The events of September 11, 2001 forever changed our nation and brought an increased demand for security and intelligence professionals. Counterterrorism analysts gather information, conduct investigations, analyze data and present their findings to key government and military officials and intelligence partners, ensuring the safety of our nation.
Counterterrorism analysts primarily work within the Central Intelligence Agency (CIA) and the Federal Bureau of Investigations (FBI). They also serve in other government agencies, such as the Department of Defense (DOD) and National Security Agency (NSA). Some may work for private security firms and government contractors.
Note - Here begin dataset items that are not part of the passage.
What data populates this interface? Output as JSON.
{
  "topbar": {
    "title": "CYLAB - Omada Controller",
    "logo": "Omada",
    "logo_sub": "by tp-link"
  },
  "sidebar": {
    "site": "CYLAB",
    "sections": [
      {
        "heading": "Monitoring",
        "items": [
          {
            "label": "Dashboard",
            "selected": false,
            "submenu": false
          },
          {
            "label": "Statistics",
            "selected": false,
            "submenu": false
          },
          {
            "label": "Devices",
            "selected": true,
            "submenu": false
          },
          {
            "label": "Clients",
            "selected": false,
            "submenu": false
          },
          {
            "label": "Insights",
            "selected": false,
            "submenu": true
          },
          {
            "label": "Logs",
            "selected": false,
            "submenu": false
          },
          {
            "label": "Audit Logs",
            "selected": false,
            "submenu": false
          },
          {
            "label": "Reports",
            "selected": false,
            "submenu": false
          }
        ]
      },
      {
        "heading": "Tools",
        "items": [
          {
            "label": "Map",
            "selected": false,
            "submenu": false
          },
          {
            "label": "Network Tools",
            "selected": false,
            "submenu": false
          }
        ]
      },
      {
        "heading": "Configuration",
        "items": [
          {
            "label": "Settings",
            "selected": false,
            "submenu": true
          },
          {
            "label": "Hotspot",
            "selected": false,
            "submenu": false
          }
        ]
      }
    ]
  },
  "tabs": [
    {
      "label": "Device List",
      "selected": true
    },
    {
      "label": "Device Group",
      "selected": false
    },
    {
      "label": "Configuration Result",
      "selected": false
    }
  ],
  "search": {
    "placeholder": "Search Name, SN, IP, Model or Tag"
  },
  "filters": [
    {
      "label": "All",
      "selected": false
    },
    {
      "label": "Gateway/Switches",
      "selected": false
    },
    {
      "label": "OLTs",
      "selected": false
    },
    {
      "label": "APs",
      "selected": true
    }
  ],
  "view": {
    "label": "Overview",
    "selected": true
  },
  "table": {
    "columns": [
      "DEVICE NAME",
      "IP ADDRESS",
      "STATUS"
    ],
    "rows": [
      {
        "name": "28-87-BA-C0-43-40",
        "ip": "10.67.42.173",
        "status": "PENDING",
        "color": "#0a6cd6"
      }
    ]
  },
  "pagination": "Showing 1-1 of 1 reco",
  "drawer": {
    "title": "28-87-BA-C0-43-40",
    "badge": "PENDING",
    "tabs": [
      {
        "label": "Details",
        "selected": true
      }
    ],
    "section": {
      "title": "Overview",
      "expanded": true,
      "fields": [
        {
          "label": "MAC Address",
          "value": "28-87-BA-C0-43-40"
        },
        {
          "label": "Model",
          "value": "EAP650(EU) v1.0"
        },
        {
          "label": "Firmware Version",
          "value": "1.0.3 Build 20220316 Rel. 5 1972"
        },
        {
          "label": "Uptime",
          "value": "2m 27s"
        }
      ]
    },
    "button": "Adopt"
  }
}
To work as a government counterterrorism analyst, you must be a U.S. citizen who has cleared certain government assessments, including a background check and medical, physical and psychological exams. At minimum, a counterterrorism analyst must have a bachelor’s degree. Additionally, a master’s level degree covering matters of international affairs, national security or other related topics can make an applicant more desirable.
CIA Counterterrorism Analyst
Employees of the CIA’s Counterterrorism Center work in conjunction with intelligence specialists of other government agencies to identify, disrupt and thwart potential terrorist activity and plots.
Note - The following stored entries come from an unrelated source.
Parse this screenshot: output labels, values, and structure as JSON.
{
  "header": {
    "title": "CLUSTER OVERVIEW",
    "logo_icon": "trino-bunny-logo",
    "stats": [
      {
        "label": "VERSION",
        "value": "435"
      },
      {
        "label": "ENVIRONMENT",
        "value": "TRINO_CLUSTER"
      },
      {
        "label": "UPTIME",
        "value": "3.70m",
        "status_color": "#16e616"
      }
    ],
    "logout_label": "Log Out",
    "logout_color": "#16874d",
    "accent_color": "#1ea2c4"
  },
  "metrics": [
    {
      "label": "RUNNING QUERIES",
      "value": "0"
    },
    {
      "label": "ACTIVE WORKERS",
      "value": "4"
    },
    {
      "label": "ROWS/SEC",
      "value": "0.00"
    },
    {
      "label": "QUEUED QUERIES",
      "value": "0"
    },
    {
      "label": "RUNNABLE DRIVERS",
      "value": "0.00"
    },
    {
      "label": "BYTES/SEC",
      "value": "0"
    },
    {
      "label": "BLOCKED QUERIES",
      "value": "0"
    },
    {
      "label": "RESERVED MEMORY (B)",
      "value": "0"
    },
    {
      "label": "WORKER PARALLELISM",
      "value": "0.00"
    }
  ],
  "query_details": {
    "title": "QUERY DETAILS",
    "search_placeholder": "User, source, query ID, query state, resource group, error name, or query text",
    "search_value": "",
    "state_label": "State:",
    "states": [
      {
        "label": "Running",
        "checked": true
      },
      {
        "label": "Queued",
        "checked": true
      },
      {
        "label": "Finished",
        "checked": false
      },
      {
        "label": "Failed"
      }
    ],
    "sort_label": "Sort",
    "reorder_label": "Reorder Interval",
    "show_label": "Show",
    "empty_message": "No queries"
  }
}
The methods by which CIA counterterrorism analysts collect intel are constantly changing, as are the tactics of those who wish to do us harm. The analysts must understand the motivations, methodology and capabilities of the terrorist organizations, so they can terminate current plans and predict future ploys. Disrupting terrorist networks is an integral aspect of a counterterrorism analyst’s job.
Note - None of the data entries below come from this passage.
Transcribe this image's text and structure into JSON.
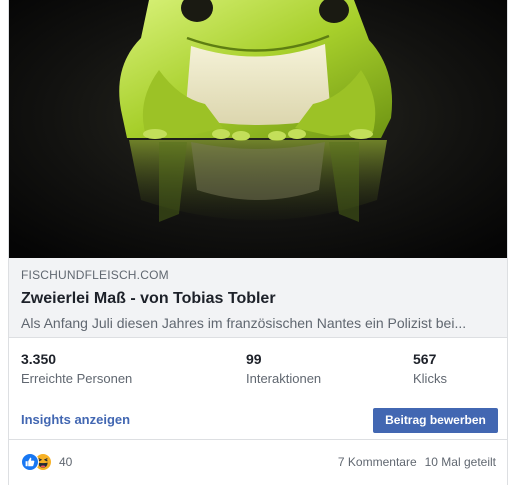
{
  "image": {
    "alt": "",
    "icon": "frog-photo"
  },
  "link_preview": {
    "domain": "FISCHUNDFLEISCH.COM",
    "title": "Zweierlei Maß - von Tobias Tobler",
    "description": "Als Anfang Juli diesen Jahres im französischen Nantes ein Polizist bei..."
  },
  "stats": {
    "reach": {
      "value": "3.350",
      "label": "Erreichte Personen"
    },
    "engagements": {
      "value": "99",
      "label": "Interaktionen"
    },
    "clicks": {
      "value": "567",
      "label": "Klicks"
    }
  },
  "actions": {
    "insights_label": "Insights anzeigen",
    "boost_label": "Beitrag bewerben"
  },
  "footer": {
    "reaction_icons": [
      "like-icon",
      "haha-icon"
    ],
    "reaction_count": "40",
    "comments": "7 Kommentare",
    "shares": "10 Mal geteilt"
  },
  "colors": {
    "accent": "#4267b2",
    "preview_bg": "#f2f3f5",
    "secondary_text": "#606770"
  }
}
FBI Counterterrorism Analyst
The three branches of the FBI’s Counterterrorism Division are the Integrative Operations Branch, the Operational Support Branch and the Counterterrorism Analysis Branch. Individuals working within the Investigative Operations Branch coordinate and manage terrorism-related investigations. Their Operational Support Branch cohorts work to deny U.S. entry to foreign terrorists, and when necessary, remove and persecute any terrorists who do penetrate our borders. These analysts also provide support to law enforcement officers and consulates.
The Counterterrorism Analysis Branch is divided into two sections: Counterterrorism Analysis and Communications Exploitation. Analysis Section analysts work in one of five internal divisions: Terrorist Group Composition, Activities, Tradecraft, Ideology and Linkages. The skilled linguists and decoders of the Communications Exploitation Section process and retrieve relevant data.
Working together, members of the FBI’s Counterterrorism Division intercept terrorist communications, identify intelligence gaps, locate terrorist cells, find the sources of terrorist funding and identify assets working within terrorist groups. To learn of potential attacks, information must be gathered from both assets and perpetrators. The information collected is shared through the Department of Homeland Security and the Joint Terrorism Task Forces.
The Skillset of a Counterterrorism Analyst
Individuals who combat terrorist plots must possess impressive analytical capabilities. These capabilities allow them to connect the necessary dots when deciphering complex information, which must then be quickly dissected and clearly presented to key government officials. Depending on the analyst’s assignment, foreign language skills may be relevant. Each counterterrorism analyst brings significant intelligence work experience to the job.
In order for appropriate officials to make informed decisions, analysts must carefully present and cogently explain all relevant information. Analysts who gather important information, but are unable to clearly convey their findings, have only done half the job.
Information gathered by these analysts is often used to justify the modification of current laws. Analysts who understands our nation’s policy perspective, legal system and current political climate can present their findings in a more well-rounded manner. Certain educational programs, such as a Masters in Public Administration (MPA), can lay the groundwork for this knowledge.
These security and intelligence specialists work each day to protect our population and ensure our continued safety.